Thursday, January 3, 2013
Rowing History Footnote: The Race that Ended with a Fight
The Thames Rowing Club was founded in 1860 as the City of London Rowing Club. At a meeting in February 1862, the name of the club was changed to the Thames Rowing Club. In 1866, the Thames RC had acquired a boathouse at Putney which belonged to the boat builder William Styles of Isleworth. Manager for the boathouse was William East, Sr., William ‘Bill’ East’s father. The professional champion Bill East had strong connections to Cambridge University BC as he acted as their ‘waterman’, taking the Light Blue coxes in a boat for many years to show them how to steer on the sometimes unruly waters of the Thames with its tides and streams between Putney and Mortlake.

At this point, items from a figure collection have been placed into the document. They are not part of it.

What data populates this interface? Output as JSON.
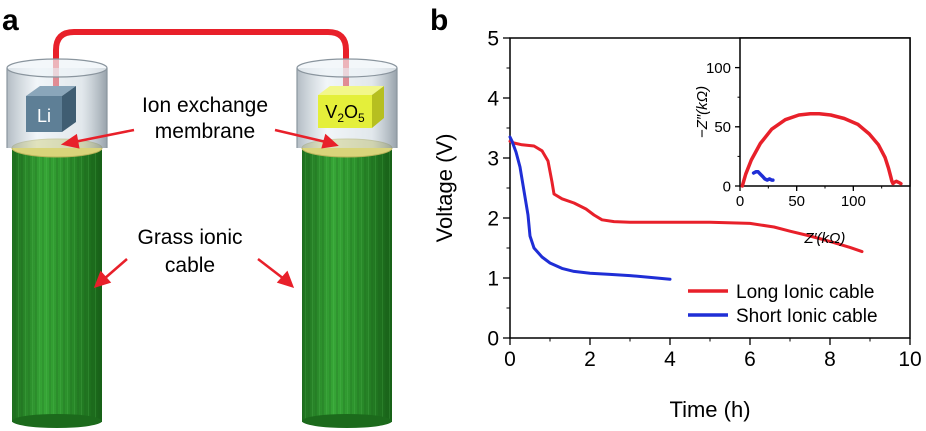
{
  "panel_a": {
    "label": "a",
    "left_device_label": "Li",
    "right_device_label_main": "V",
    "right_device_sub1": "2",
    "right_device_mid": "O",
    "right_device_sub2": "5",
    "membrane_line1": "Ion exchange",
    "membrane_line2": "membrane",
    "cable_line1": "Grass ionic",
    "cable_line2": "cable",
    "colors": {
      "wire": "#e8202a",
      "grass": "#2f9a2f",
      "membrane": "#d9d47a",
      "li_cube": "#5e7f96",
      "v2o5_cube": "#e4ef3a",
      "arrow": "#e8202a"
    }
  },
  "panel_b": {
    "label": "b"
  },
  "chart_data": [
    {
      "type": "line",
      "xlabel": "Time (h)",
      "ylabel": "Voltage (V)",
      "xlim": [
        0,
        10
      ],
      "ylim": [
        0,
        5
      ],
      "xticks": [
        "0",
        "2",
        "4",
        "6",
        "8",
        "10"
      ],
      "yticks": [
        "0",
        "1",
        "2",
        "3",
        "4",
        "5"
      ],
      "legend_position": "bottom-right",
      "series": [
        {
          "name": "Long Ionic cable",
          "color": "#e8202a",
          "x": [
            0,
            0.1,
            0.3,
            0.6,
            0.8,
            0.95,
            1.05,
            1.1,
            1.3,
            1.6,
            1.9,
            2.1,
            2.3,
            2.6,
            3.0,
            4.0,
            5.0,
            6.0,
            6.6,
            7.0,
            7.5,
            8.0,
            8.5,
            8.8
          ],
          "y": [
            3.28,
            3.25,
            3.22,
            3.2,
            3.12,
            2.95,
            2.6,
            2.4,
            2.32,
            2.25,
            2.15,
            2.05,
            1.97,
            1.94,
            1.93,
            1.93,
            1.93,
            1.91,
            1.85,
            1.78,
            1.7,
            1.61,
            1.51,
            1.44
          ]
        },
        {
          "name": "Short Ionic cable",
          "color": "#1f2ed6",
          "x": [
            0,
            0.05,
            0.15,
            0.25,
            0.35,
            0.45,
            0.5,
            0.6,
            0.8,
            1.0,
            1.3,
            1.6,
            2.0,
            2.5,
            3.0,
            3.5,
            4.0
          ],
          "y": [
            3.35,
            3.28,
            3.1,
            2.85,
            2.45,
            2.05,
            1.7,
            1.5,
            1.35,
            1.25,
            1.16,
            1.11,
            1.08,
            1.06,
            1.04,
            1.01,
            0.98
          ]
        }
      ]
    },
    {
      "type": "line",
      "xlabel": "Z′(kΩ)",
      "ylabel": "−Z″(kΩ)",
      "xlim": [
        0,
        150
      ],
      "ylim": [
        0,
        125
      ],
      "xticks": [
        "0",
        "50",
        "100"
      ],
      "yticks": [
        "0",
        "50",
        "100"
      ],
      "series": [
        {
          "name": "Long Ionic cable",
          "color": "#e8202a",
          "x": [
            2,
            5,
            10,
            18,
            28,
            40,
            52,
            62,
            70,
            80,
            92,
            104,
            114,
            122,
            128,
            131,
            133,
            134,
            135,
            136,
            138,
            140,
            142
          ],
          "y": [
            0,
            10,
            22,
            36,
            48,
            56,
            60,
            61,
            61,
            60,
            57,
            52,
            44,
            35,
            24,
            15,
            8,
            4,
            2,
            3,
            4,
            3,
            2
          ]
        },
        {
          "name": "Short Ionic cable",
          "color": "#1f2ed6",
          "x": [
            12,
            14,
            16,
            18,
            20,
            22,
            24,
            26,
            28,
            29
          ],
          "y": [
            11,
            12,
            12,
            10,
            8,
            6,
            5,
            6,
            5,
            5
          ]
        }
      ]
    }
  ]
}
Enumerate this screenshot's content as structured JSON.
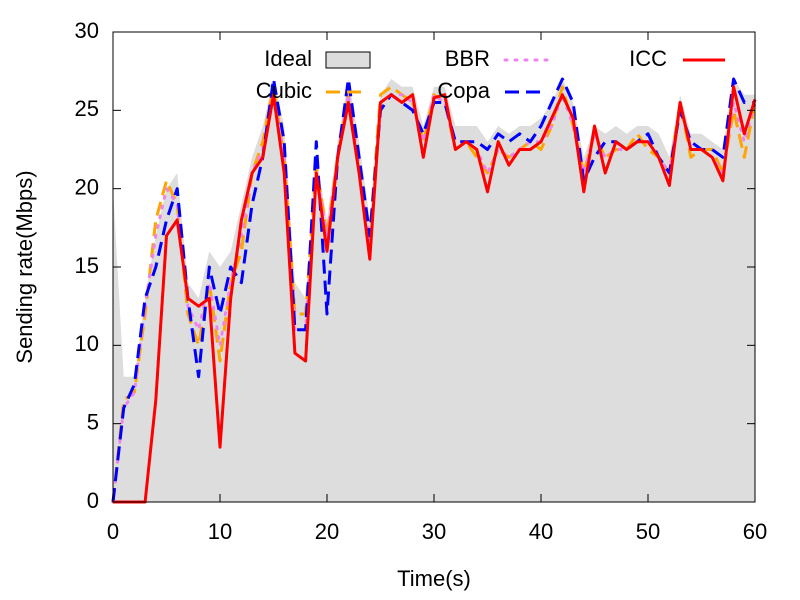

With Bill East around Thames RC, many of Cambridge’s rowers went to the club after they left the university and got a job in the city. This was what happened in 1898 when some Trinity Hall oarsmen, William Fernie, William Bieber and Hunting Howell, joined the club. Some ‘Hall’ rowers, including Richard Croft, were already members. Croft took the Colquhoun Sculls in 1893 and the Lowe Double Sculls in 1894 (together with Adam Bell), and he also rowed in the Hall’s first eight winning the Head in 1894 (with Fernie and Bieber) and in 1895 (with Fernie, Bieber and Howell). Also the Hall’s David Campbell-Muir, who got his Blue at the same time as Howell, would become a member of the club.
For the 1898 Silver Goblets at Henley, Fernie raced in the pair with A. ‘Bogie’ Bogle who was ‘a very difficult and aggressive crew member’ Geoffrey Page writes in his history book on the Thames RC, Hear The Boat Sing (1991). For some unknown reason Bogie was not on speaking terms with his partner in the boat on the day of the final, where they were going to race against A. M. Hutchinson ‘Old Hutch’ and Steve Fairbairn of Jesus College BC (yes, the famous coach to be). On the way to the start, Bogie and Fernie tried to pull each other round which they continued to do during the race. Old Hutch and Fairbairn took an early lead at a high rate which was doomed to fail. The Thames pair soon was in the front and won comfortably.
Page writes: ‘They did not stop at the line. Legend has it that they continued to Marsh Lock, where they got out and fought it out on the bank. It is not recorded who won the fight, but the boat was left for the boatman to collect.’